Before it's too late
faraway places
September 29, 2025
I watched a Korean movie called (님은 먼 곳에) "My love is in a faraway place" when I was in the third grade. The movie used Kim Choo Ja's songs as the backbone. She is a South Korean singer, especially popular in the late 1960s through the 1970s. My brother would play that CD in my dad's old Lexus on the way to the nursing home where my grandma stayed. We'd listen to it ironically, but her "BEST 20" always found its way back into my music rotation all throughout my life. I found her songs strangely relatable and uncanny because I could draw parallels to her lyrics. Three songs really stand out to me out of her top 20 hits.
“님은 먼 곳에” (My love is in a faraway place)
As funny as this sounds, I feel that 2025, at my ripe age of 27, is the year I’ve come to understand how fast life is and realized my own mortality. And it's not that I see my own mortality in the mirror, which I still do, but I see it more accelerating in my parents. Seeing their smiles grow more wrinkled every year, seeing the tops of their hands turn thinner where the veins show under their skin, it gives me a sense that time really does fly. Over the years, it seems my definition of how far away something or someone is has changed. When I was a kid, a five-mile bike ride to the nursing home seemed very far away. When I was at UC San Diego, it felt far from home and from my parents. Traveling even farther to Berkeley expanded that definition. As I’ve gotten older, I’ve realized that many places seem far away only by distance and cannot compare to the “far away” of the intangibles: things like your past self, your past relationships, a younger version of your parents, even those people who’ve passed away. Those things are truly what is far away, not physical distance. If you think about physical distance, the maximum it could really be is just a plane ride away.

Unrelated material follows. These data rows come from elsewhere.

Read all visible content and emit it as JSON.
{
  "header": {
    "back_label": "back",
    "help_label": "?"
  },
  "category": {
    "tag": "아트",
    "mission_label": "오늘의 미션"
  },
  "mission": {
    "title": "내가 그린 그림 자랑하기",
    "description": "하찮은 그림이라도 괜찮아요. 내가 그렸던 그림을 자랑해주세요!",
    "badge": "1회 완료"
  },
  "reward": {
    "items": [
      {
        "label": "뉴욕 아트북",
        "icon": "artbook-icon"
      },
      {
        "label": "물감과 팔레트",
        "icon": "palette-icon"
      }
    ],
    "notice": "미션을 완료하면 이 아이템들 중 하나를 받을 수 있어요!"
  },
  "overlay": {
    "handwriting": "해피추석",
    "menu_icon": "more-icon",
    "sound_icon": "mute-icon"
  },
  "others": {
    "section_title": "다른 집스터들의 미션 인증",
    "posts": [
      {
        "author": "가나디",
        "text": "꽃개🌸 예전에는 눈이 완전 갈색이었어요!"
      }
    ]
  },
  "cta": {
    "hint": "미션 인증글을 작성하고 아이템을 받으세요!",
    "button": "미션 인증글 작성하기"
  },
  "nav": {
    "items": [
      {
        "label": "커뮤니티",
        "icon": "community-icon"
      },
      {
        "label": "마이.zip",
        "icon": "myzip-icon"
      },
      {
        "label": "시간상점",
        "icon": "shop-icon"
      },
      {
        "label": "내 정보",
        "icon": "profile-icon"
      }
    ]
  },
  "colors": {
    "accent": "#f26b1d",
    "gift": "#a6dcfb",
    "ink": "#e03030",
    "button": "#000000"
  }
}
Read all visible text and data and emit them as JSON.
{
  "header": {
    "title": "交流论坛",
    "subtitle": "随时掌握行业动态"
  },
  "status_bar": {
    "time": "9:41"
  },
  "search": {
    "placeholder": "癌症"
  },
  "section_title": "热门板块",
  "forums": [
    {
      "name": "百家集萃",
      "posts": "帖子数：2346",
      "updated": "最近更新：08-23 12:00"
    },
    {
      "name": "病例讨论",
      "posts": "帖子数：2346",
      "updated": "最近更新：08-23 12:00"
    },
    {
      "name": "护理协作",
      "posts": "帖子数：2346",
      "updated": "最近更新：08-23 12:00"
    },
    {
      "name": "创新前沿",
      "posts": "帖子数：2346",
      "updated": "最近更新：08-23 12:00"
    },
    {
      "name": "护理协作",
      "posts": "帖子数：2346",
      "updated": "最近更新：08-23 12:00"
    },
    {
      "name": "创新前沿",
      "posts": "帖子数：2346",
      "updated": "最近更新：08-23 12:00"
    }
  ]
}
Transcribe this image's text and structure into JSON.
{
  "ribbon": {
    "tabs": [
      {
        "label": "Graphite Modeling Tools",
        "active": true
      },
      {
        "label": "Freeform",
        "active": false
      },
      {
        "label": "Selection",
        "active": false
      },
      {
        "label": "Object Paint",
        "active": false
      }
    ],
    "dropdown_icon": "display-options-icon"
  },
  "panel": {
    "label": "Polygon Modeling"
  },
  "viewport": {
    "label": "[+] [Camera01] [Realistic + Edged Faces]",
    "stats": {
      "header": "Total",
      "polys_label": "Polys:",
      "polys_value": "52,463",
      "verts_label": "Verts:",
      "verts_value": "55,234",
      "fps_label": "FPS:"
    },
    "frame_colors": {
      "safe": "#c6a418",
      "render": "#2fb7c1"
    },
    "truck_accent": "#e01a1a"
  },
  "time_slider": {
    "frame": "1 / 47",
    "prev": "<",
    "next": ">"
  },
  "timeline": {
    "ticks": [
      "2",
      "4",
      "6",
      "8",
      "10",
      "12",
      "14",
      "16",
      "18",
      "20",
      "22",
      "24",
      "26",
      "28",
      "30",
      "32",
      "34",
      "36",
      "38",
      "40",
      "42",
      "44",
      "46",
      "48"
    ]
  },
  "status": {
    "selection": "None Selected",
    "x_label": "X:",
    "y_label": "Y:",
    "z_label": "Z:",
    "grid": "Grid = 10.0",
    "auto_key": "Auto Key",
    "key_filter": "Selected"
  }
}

늦기 전에 (Before It’s Too Late)
There were periods when I didn’t talk to my dad. In high school, it was a full year. Then six months another time. And the most recent stretch was two and a half years. I didn’t speak to him at all. During those two and a half years, I thought about him every single day. Not obsessively, but quietly, like a presence in the background. My biggest thought was the regret I would feel if, during those two and a half years, one day my oldest sister or my brother called to say he had passed away. For a long time I was scared of my father. I was distant from him. Growing up I never really saw him smile. He was serious, with his jaw always clenched. You could see the muscles twitch at his jawline. But now he is becoming a grandpa. He still has his serious moments and when he gets upset, he lets you know exactly how he feels.
I realized that I probably never really smiled at him growing up. Spending time with him now feels like I am trying to build something new. Not as a child to a parent, but almost like a friendship in adulthood. Much like Kim Choo Ja, I’ve built this urgency in seizing love and closeness while I still can… before it’s too late.
이 밤이 가면 (If This Night Passes)
There are about six days in the year that I go to Rose Hills Cemetery. The cemetery is in Whittier, right by the 605 freeway. You get off at Peck Road and right down from the cemetery there is a flower shop. My father and I go together as much as we can. After we trim the grass overgrowth around the gravestones and put the flowers into the flower holder, I take the bottle of makgeolli and pour some into a bowl. He spins it two and a half times counterclockwise and sets it down. We bow two and a half times and he pours the makgeolli around the gravestones. Then it’s the next person’s turn. If my sister is there, she goes after him. Then my brother. Then me. If it is just me and my dad, then it is only us. The order is always the same.
When we finish we take a kind of recess. I sit by my grandma’s grave and look at the mountains. As I sit there, I daydream. Not just of where my grandmother might be, but of where the people I’ve loved have gone. Not only in the literal sense of distance, but in the way time separates everyone. I imagine a faint picture of someone on the far side of a mountain, under a rainbow, waiting. Maybe it’s my grandmother, maybe it’s someone I once loved, maybe it’s no one at all. Kim Choo Ja’s line, “이 밤이 가면 뛰어가볼까?” (“If this night passes, should I run to you?”) lingers in my head like an unfinished sentence. I don’t know who “you” are. It might be my past lover in Korea, my parents, a friend I haven’t seen in years. But the feeling is the same: a moment when longing almost becomes motion, when you’re right on the edge of standing up and running toward someone, somewhere, before the moment dissolves.